Harvey estudió a aquel extraño, tratando de recordar su cara, pero el ala de su sombrero, muy ancha, daba sombra a sus facciones. Empezó a levantarse, intentando verle de más cerca, pero el hombre dijo:

—No, por favor. Ella me ha enviado en su lugar, sólo para decirte hola. Ella te recuerda tal como eres —joven, esto es— y a ella le gustaría que la recordaras de la misma forma.

—Lulu… —murmuró Harvey.

—Te estoy muy agradecido, jovencito. Espero ser tan buen marido como buen amigo fuiste tú para ella.

—¿Marido?

—Cómo vuela el tiempo —dijo el hombre, consultando su reloj—. Vamos a llegar tarde para comer. ¿Puedo estrechar tu mano, pequeño señor?

—Está sucia —dijo Harvey, dejando escapar la tierra entre los dedos de la mano derecha.

—¿Qué podría haber mejor entre nosotros —respondió el hombre con una sonrisa— que esta… tierra curativa?

Cogió la mano de Harvey, se la estrechó, y tras un saludo a sus padres, bajó rápidamente la pendiente.

Harvey le observó mientras hablaba a la mujer vestida de blanco; vio su movimiento de cabeza y vio la sonrisa que le dirigía. Luego enfilaron la calle y desaparecieron.

—Bueno —dijo el padre de Harvey—, parece ser que ese tal señor Hood existió, después de todo.

—Entonces, ¿me creéis?

—Algo debió pasar aquí —respondió—, y tú fuiste un héroe. Lo creo.

—Entonces, es suficiente —dijo la madre de Harvey—. Ya no es necesario que sigas escarbando, cariño. Cualquier cosa que haya aquí debajo debe ser enterrada.

Harvey estaba a punto de soltar la tierra que tenía en su mano izquierda cuando su padre le dijo:

—Dame esto —y abrió su mano.

—¿De verdad la quieres?

—He oído decir que un poco de buena magia siempre va bien —fue la respuesta del padre—. ¿No es verdad?

Harvey sonrió y vertió un puñado de tierra en la palma de su padre.

—Siempre —respondió.

Los días que siguieron fueron distintos a cualquier otro que Harvey hubiera conocido. Aunque no se habló más de Hood ni de la casa, ni de la verde colina donde una vez estuvo, el tema fue parte de cada mirada y de cada risa que se produjera en la relación entre él y sus padres.

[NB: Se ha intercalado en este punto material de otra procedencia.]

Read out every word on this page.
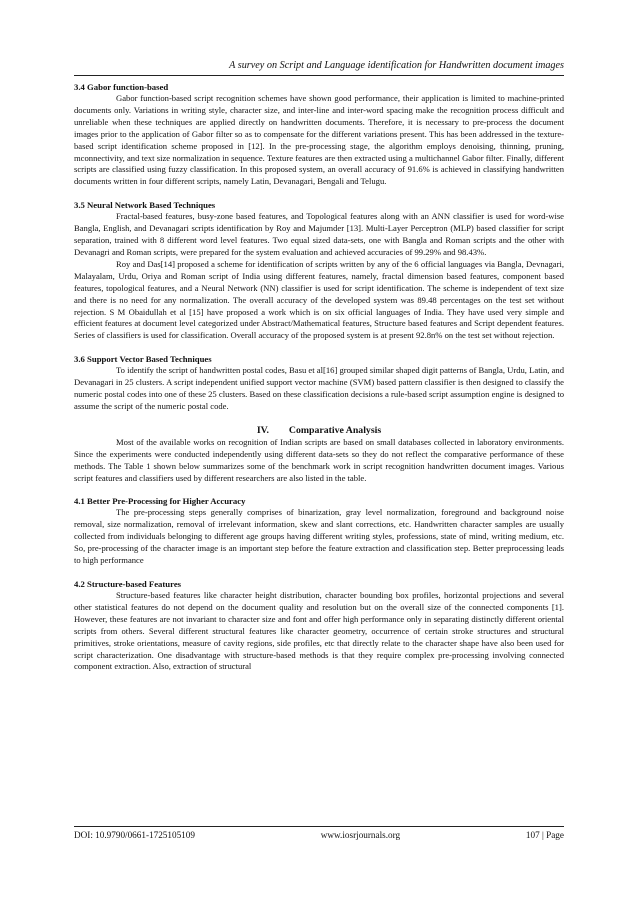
A survey on Script and Language identification for Handwritten document images
3.4 Gabor function-based

Gabor function-based script recognition schemes have shown good performance, their application is limited to machine-printed documents only. Variations in writing style, character size, and inter-line and inter-word spacing make the recognition process difficult and unreliable when these techniques are applied directly on handwritten documents. Therefore, it is necessary to pre-process the document images prior to the application of Gabor filter so as to compensate for the different variations present. This has been addressed in the texture-based script identification scheme proposed in [12]. In the pre-processing stage, the algorithm employs denoising, thinning, pruning, mconnectivity, and text size normalization in sequence. Texture features are then extracted using a multichannel Gabor filter. Finally, different scripts are classified using fuzzy classification. In this proposed system, an overall accuracy of 91.6% is achieved in classifying handwritten documents written in four different scripts, namely Latin, Devanagari, Bengali and Telugu.

3.5 Neural Network Based Techniques

Fractal-based features, busy-zone based features, and Topological features along with an ANN classifier is used for word-wise Bangla, English, and Devanagari scripts identification by Roy and Majumder [13]. Multi-Layer Perceptron (MLP) based classifier for script separation, trained with 8 different word level features. Two equal sized data-sets, one with Bangla and Roman scripts and the other with Devanagri and Roman scripts, were prepared for the system evaluation and achieved accuracies of 99.29% and 98.43%.

Roy and Das[14] proposed a scheme for identification of scripts written by any of the 6 official languages via Bangla, Devnagari, Malayalam, Urdu, Oriya and Roman script of India using different features, namely, fractal dimension based features, component based features, topological features, and a Neural Network (NN) classifier is used for script identification. The scheme is independent of text size and there is no need for any normalization. The overall accuracy of the developed system was 89.48 percentages on the test set without rejection. S M Obaidullah et al [15] have proposed a work which is on six official languages of India. They have used very simple and efficient features at document level categorized under Abstract/Mathematical features, Structure based features and Script dependent features. Series of classifiers is used for classification. Overall accuracy of the proposed system is at present 92.8n% on the test set without rejection.

3.6 Support Vector Based Techniques

To identify the script of handwritten postal codes, Basu et al[16] grouped similar shaped digit patterns of Bangla, Urdu, Latin, and Devanagari in 25 clusters. A script independent unified support vector machine (SVM) based pattern classifier is then designed to classify the numeric postal codes into one of these 25 clusters. Based on these classification decisions a rule-based script assumption engine is designed to assume the script of the numeric postal code.

IV. Comparative Analysis

Most of the available works on recognition of Indian scripts are based on small databases collected in laboratory environments. Since the experiments were conducted independently using different data-sets so they do not reflect the comparative performance of these methods. The Table 1 shown below summarizes some of the benchmark work in script recognition handwritten document images. Various script features and classifiers used by different researchers are also listed in the table.

4.1 Better Pre-Processing for Higher Accuracy

The pre-processing steps generally comprises of binarization, gray level normalization, foreground and background noise removal, size normalization, removal of irrelevant information, skew and slant corrections, etc. Handwritten character samples are usually collected from individuals belonging to different age groups having different writing styles, professions, state of mind, writing medium, etc. So, pre-processing of the character image is an important step before the feature extraction and classification step. Better preprocessing leads to high performance

4.2 Structure-based Features

Structure-based features like character height distribution, character bounding box profiles, horizontal projections and several other statistical features do not depend on the document quality and resolution but on the overall size of the connected components [1]. However, these features are not invariant to character size and font and offer high performance only in separating distinctly different oriental scripts from others. Several different structural features like character geometry, occurrence of certain stroke structures and structural primitives, stroke orientations, measure of cavity regions, side profiles, etc that directly relate to the character shape have also been used for script characterization. One disadvantage with structure-based methods is that they require complex pre-processing involving connected component extraction. Also, extraction of structural

DOI: 10.9790/0661-1725105109	www.iosrjournals.org	107 | Page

Él sabía que ellos tenían solamente una muy vaga interpretación de lo que le había ocurrido, pero todos estaban de acuerdo en una cosa: que era fantástico volver a estar los tres juntos.

De ahora en adelante, el tiempo sería precioso. Desde luego, haría tic-tac, como siempre, pero Harvey estaba convencido de que no lo malgastaría en suspiros y quejas. Llenaría cada momento con las estaciones que encontrara en su corazón. Esperanzas como pájaros en una rama de primavera; felicidad como el sol de un verano caliente; magia como las nieblas de otoño; y, sobre todo, amor. Amor suficiente para mil Navidades.